I write because I have to. I feel I'm missing something important if I don't. Plots, dialogues, conflicts, resolutions, character personalities, endings overrun my mind and won't let me concentrate on anything else until expressed. I see a tree or a structure and think how perfect it would fit in my story. I read or hear a name I like and instantly think it would make a great name for a character.
I've never been into meditation- delving inside myself to find the deeper meaning of me. I know it's important but my mind can't concentrate like that so, I write. Through this blog, I've discovered so much about myself. I know more about what I like, what I don't, why and what I'm good at. I've gotten some insight into how my mind works which was something I'd never been able to do.
I write because emotions are complicated. You can see my heart through my stories. I'm not writing what's on my mind or even what's bothering me. I descend into my stories. Problems come with me but they're transformed. They become a source of power not pain. When I reluctantly climb out, the problems seem less important. While I'm writing about a character, pieces of me pour through my fingers and weaves itself into the page. Writing is a release of negative thoughts- doubts- fears and an expression of desires- dreams- wishes I'd never admit to or even knew I had.

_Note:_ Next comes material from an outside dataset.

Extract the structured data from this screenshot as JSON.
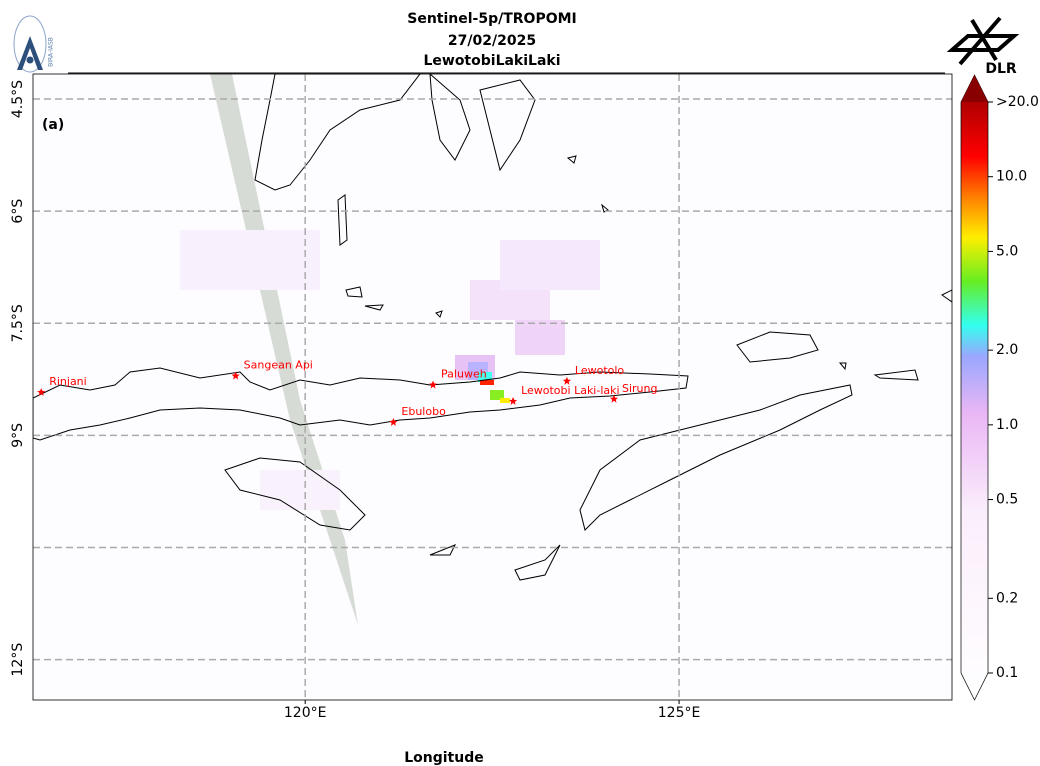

I've heard said a story is not only a look into the lives of the character but also the mind of the author. I can attest to that.
Have you ever read a story and reached the end completely and utterly blown away by how spectacular it was, how beautiful it was even if it wasn't all rainbows and unicorns? Or read a character that embodies you so thoroughly you feel better because they exist, even though you know they aren't real? Or a story where a world so magnificently constructed sucks you in, grabs hold of whatever is bothering you and pulls it into itself so you feel lighter when you finish? I dream of evoking those types of emotions in my readers.
I write because words break through the shell and bring to the surface a person even I didn't know existed but would like to be.